Kolonel Dwiyanto kemudian menjelaskan bahwa yang dilarang TAP MPRS ialah ajaran komunisme, organisasi komunis maupun organisasi underbow dari komunis tahun 1965. Andika lantas memintanya untuk membuka kembali isi dari TAP MPRS.
Andika menegaskan kalau tidak ada diksi pelarangan untuk underbow atau keturunan komunis dalam TAP MPRS.
“Saya kasih tahu nih, TAP MPRS Nomor 25 Tahun 1966. Satu menyatakan PKI sebagai organisasi terlarang, tidak ada kata-kata underbow segala macam, kedua, menyatakan komunisme, leninisme, marxisme sebagai ajaran terlarang, itu isinya,” tegas Andika.
“Ini adalah dasar hukum, legal ini, tapi tadi yang dilarang itu PKI, kedua adalah ajaran komunisme, lenisisme, marxisme, itu yang tertulis. keturunan ini melanggar TAP MPRS, dasar hukum apa yang dilanggar sama dia?” sambungnya.
Kolonel A Dwiyanto langsung menjawab tidak ada yang dilanggar apabila TNI menerima calon prajurit dari keturunan PKI.
Andika menegaskan kalau dirinya patuh terhadap peraturan perundang-undangan. Kalau misalkan adanya pelarangan keturunan PKI untuk masuk menjadi prajurit TNI, maka harus ada aturan hukumnya.
“Jadi jangan kita mengada-ada, saya orang yang patuh peraturan perundang-undangan yang ada, kalau kita melarang pastikan kita punya dasar hukum.
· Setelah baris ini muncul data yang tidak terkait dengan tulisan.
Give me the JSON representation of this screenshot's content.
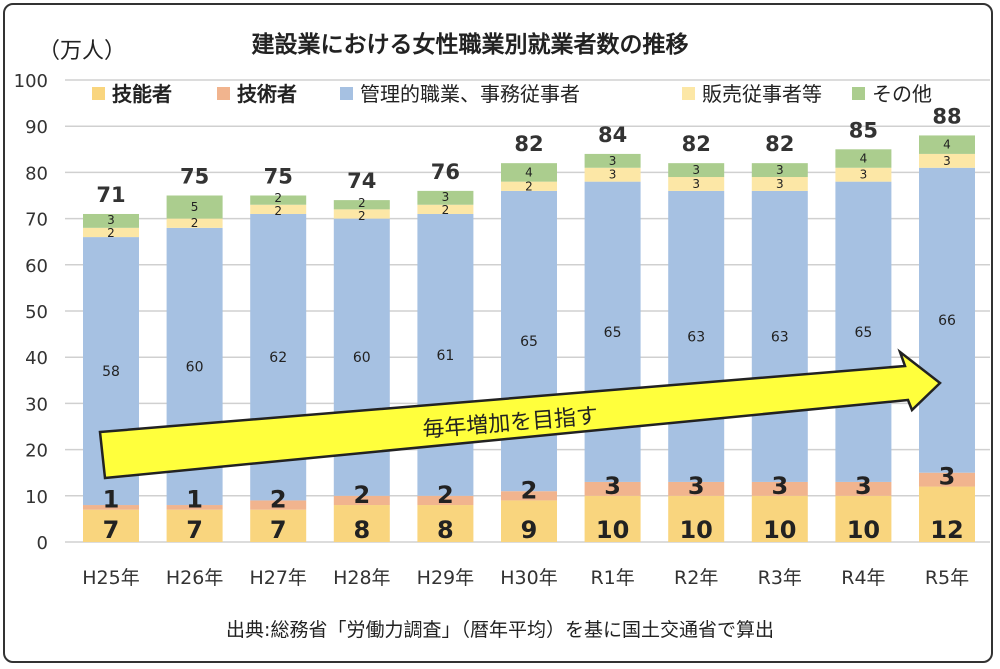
{
  "chart_data": {
    "type": "bar",
    "stacked": true,
    "title": "建設業における女性職業別就業者数の推移",
    "unit_label": "（万人）",
    "categories": [
      "H25年",
      "H26年",
      "H27年",
      "H28年",
      "H29年",
      "H30年",
      "R1年",
      "R2年",
      "R3年",
      "R4年",
      "R5年"
    ],
    "series": [
      {
        "name": "技能者",
        "color": "#f9d57e",
        "values": [
          7,
          7,
          7,
          8,
          8,
          9,
          10,
          10,
          10,
          10,
          12
        ]
      },
      {
        "name": "技術者",
        "color": "#f1b48e",
        "values": [
          1,
          1,
          2,
          2,
          2,
          2,
          3,
          3,
          3,
          3,
          3
        ]
      },
      {
        "name": "管理的職業、事務従事者",
        "color": "#a6c1e2",
        "values": [
          58,
          60,
          62,
          60,
          61,
          65,
          65,
          63,
          63,
          65,
          66
        ]
      },
      {
        "name": "販売従事者等",
        "color": "#fce7a6",
        "values": [
          2,
          2,
          2,
          2,
          2,
          2,
          3,
          3,
          3,
          3,
          3
        ]
      },
      {
        "name": "その他",
        "color": "#abcd8e",
        "values": [
          3,
          5,
          2,
          2,
          3,
          4,
          3,
          3,
          3,
          4,
          4
        ]
      }
    ],
    "totals": [
      71,
      75,
      75,
      74,
      76,
      82,
      84,
      82,
      82,
      85,
      88
    ],
    "ylim": [
      0,
      100
    ],
    "yticks": [
      0,
      10,
      20,
      30,
      40,
      50,
      60,
      70,
      80,
      90,
      100
    ],
    "grid": true,
    "legend": "top",
    "annotation": "毎年増加を目指す",
    "annotation_color": "#ffff3c",
    "source": "出典:総務省「労働力調査」（暦年平均）を基に国土交通省で算出"
  }
}
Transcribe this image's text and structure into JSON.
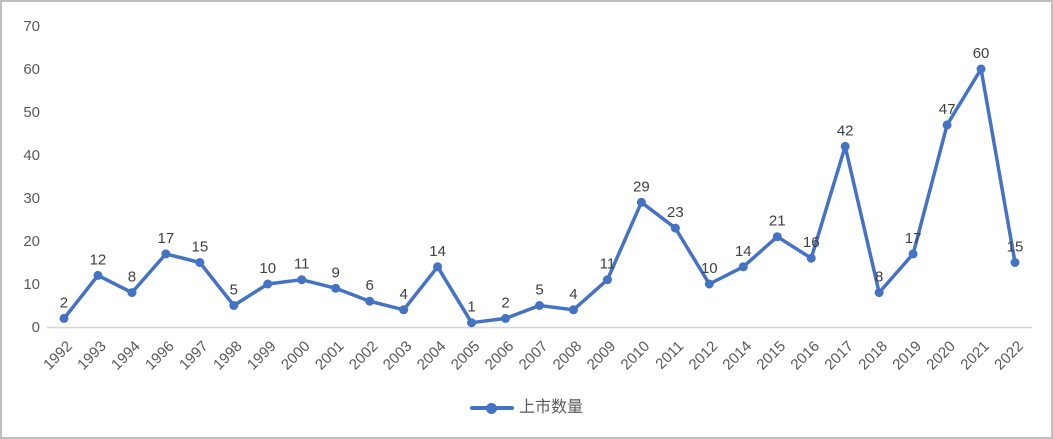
{
  "chart_data": {
    "type": "line",
    "categories": [
      "1992",
      "1993",
      "1994",
      "1996",
      "1997",
      "1998",
      "1999",
      "2000",
      "2001",
      "2002",
      "2003",
      "2004",
      "2005",
      "2006",
      "2007",
      "2008",
      "2009",
      "2010",
      "2011",
      "2012",
      "2014",
      "2015",
      "2016",
      "2017",
      "2018",
      "2019",
      "2020",
      "2021",
      "2022"
    ],
    "series": [
      {
        "name": "上市数量",
        "values": [
          2,
          12,
          8,
          17,
          15,
          5,
          10,
          11,
          9,
          6,
          4,
          14,
          1,
          2,
          5,
          4,
          11,
          29,
          23,
          10,
          14,
          21,
          16,
          42,
          8,
          17,
          47,
          60,
          15
        ]
      }
    ],
    "title": "",
    "xlabel": "",
    "ylabel": "",
    "ylim": [
      0,
      70
    ],
    "y_ticks": [
      0,
      10,
      20,
      30,
      40,
      50,
      60,
      70
    ],
    "grid": false,
    "data_labels": true,
    "legend_position": "bottom",
    "legend_label": "上市数量",
    "colors": {
      "line": "#4472C4",
      "marker": "#4472C4",
      "data_label": "#404040",
      "axis_label": "#595959",
      "axis_line": "#D6D6D6",
      "border": "#BFBFBF",
      "background": "#FFFFFF"
    }
  }
}
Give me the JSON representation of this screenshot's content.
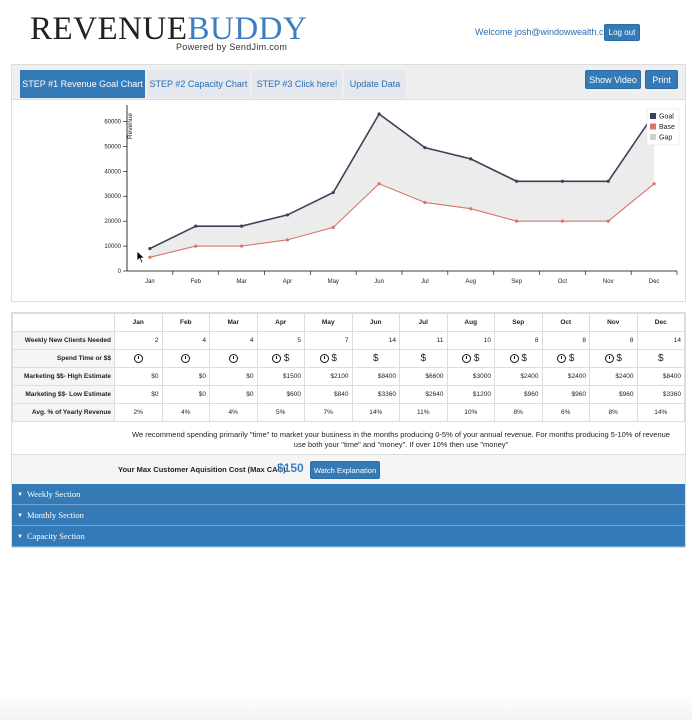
{
  "header": {
    "logo_part1": "REVENUE",
    "logo_part2": "BUDDY",
    "logo_sub": "Powered by SendJim.com",
    "welcome": "Welcome josh@windowwealth.com",
    "logout_label": "Log out"
  },
  "tabs": [
    {
      "label": "STEP #1 Revenue Goal Chart",
      "active": true
    },
    {
      "label": "STEP #2 Capacity Chart",
      "active": false
    },
    {
      "label": "STEP #3 Click here!",
      "active": false
    },
    {
      "label": "Update Data",
      "active": false
    }
  ],
  "toolbar": {
    "show_video": "Show Video",
    "print": "Print"
  },
  "chart_data": {
    "type": "line",
    "categories": [
      "Jan",
      "Feb",
      "Mar",
      "Apr",
      "May",
      "Jun",
      "Jul",
      "Aug",
      "Sep",
      "Oct",
      "Nov",
      "Dec"
    ],
    "ylabel": "Revenue",
    "ylim": [
      0,
      65000
    ],
    "yticks": [
      0,
      10000,
      20000,
      30000,
      40000,
      50000,
      60000
    ],
    "series": [
      {
        "name": "Goal",
        "color": "#3b4257",
        "values": [
          9000,
          18000,
          18000,
          22500,
          31500,
          63000,
          49500,
          45000,
          36000,
          36000,
          36000,
          63000
        ]
      },
      {
        "name": "Base",
        "color": "#d9736b",
        "values": [
          5500,
          10000,
          10000,
          12500,
          17500,
          35000,
          27500,
          25000,
          20000,
          20000,
          20000,
          35000
        ]
      },
      {
        "name": "Gap",
        "color": "#cfcfcf"
      }
    ],
    "legend": "top-right"
  },
  "table": {
    "headers": [
      "Jan",
      "Feb",
      "Mar",
      "Apr",
      "May",
      "Jun",
      "Jul",
      "Aug",
      "Sep",
      "Oct",
      "Nov",
      "Dec"
    ],
    "rows": [
      {
        "label": "Weekly New Clients Needed",
        "type": "num",
        "cells": [
          "2",
          "4",
          "4",
          "5",
          "7",
          "14",
          "11",
          "10",
          "8",
          "8",
          "8",
          "14"
        ]
      },
      {
        "label": "Spend Time or $$",
        "type": "icon",
        "cells": [
          "time",
          "time",
          "time",
          "time+money",
          "time+money",
          "money",
          "money",
          "time+money",
          "time+money",
          "time+money",
          "time+money",
          "money"
        ]
      },
      {
        "label": "Marketing $$- High Estimate",
        "type": "num",
        "cells": [
          "$0",
          "$0",
          "$0",
          "$1500",
          "$2100",
          "$8400",
          "$6600",
          "$3000",
          "$2400",
          "$2400",
          "$2400",
          "$8400"
        ]
      },
      {
        "label": "Marketing $$- Low Estimate",
        "type": "num",
        "cells": [
          "$0",
          "$0",
          "$0",
          "$600",
          "$840",
          "$3360",
          "$2640",
          "$1200",
          "$960",
          "$960",
          "$960",
          "$3360"
        ]
      },
      {
        "label": "Avg. % of Yearly Revenue",
        "type": "center",
        "cells": [
          "2%",
          "4%",
          "4%",
          "5%",
          "7%",
          "14%",
          "11%",
          "10%",
          "8%",
          "6%",
          "8%",
          "14%"
        ]
      }
    ]
  },
  "recommendation": "We recommend spending primarily \"time\" to market your business in the months producing 0-5% of your annual revenue. For months producing 5-10% of revenue use both your \"time\" and \"money\". If over 10% then use \"money\"",
  "cac": {
    "label": "Your Max Customer Aquisition Cost (Max CAC):",
    "value": "$150",
    "button": "Watch Explanation"
  },
  "sections": [
    "Weekly Section",
    "Monthly Section",
    "Capacity Section"
  ]
}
Zaman saya tak ada lagi keturunan dari apa, tidak, karena saya menggunakan dasar hukum,” ujarnya.
“Oke? Hilang (aturan) nomor 4,” tegas Andika.
Pegiat hak asasi manusia menyambut baik pernyataan Panglima TNI yang menegaskan bahwa keturunan anggota atau simpatisan PKI boleh menjadi prajurit sebagai upaya untuk mengakhiri diskriminasi sosial.
Jenderal Andika dinilai telah berupaya meluruskan kekeliruan pemahaman segelintir masyarakat bahwa Tap MPRS 25 Tahun 1966 melarang keturunan kader atau simpatisan PKI untuk masuk dalam pemerintahan atau menjadi tentara.
“Ini seharusnya menjadi momentum rekonsiliasi politik nasional agar stigma buruk dan diskriminasi terhadap keturunan PKI bisa disudahi,” tutur Wakil Direktur Organisasi Pembela HAM Imparsial, Ardi Manto Adiputra.
Ardi mengatakan komunisme kerap menjadi isu politik untuk meraup suara dan dukungan menjelang pemilihan umum.
Peneliti Human Rights Watch (HRW) Andreas Harsono menilai bahwa Andika telah bersikap tepat.
“Itu bagus sekali karena ia mengingatkan kita bahwa TAP MPRS itu tidak melarang keturunan PKI untuk berbakti kepada negara ini. Bahwa sejatinya tidak ada aspek hukum yang melarang anak-cucu orang komunis untuk bekerja buat negara,” tambahnya.
Menurutnya, isu komunisme dan PKI serta potensi kebangkitannya selama ini masih kerap digaungkan segelintir kelompok dan tokoh untuk melarang diskusi pelanggaran HAM 1965 atau peredaran buku yang dianggap “berbau komunisme”, terutama menjelang peringatan peristiwa 30 September.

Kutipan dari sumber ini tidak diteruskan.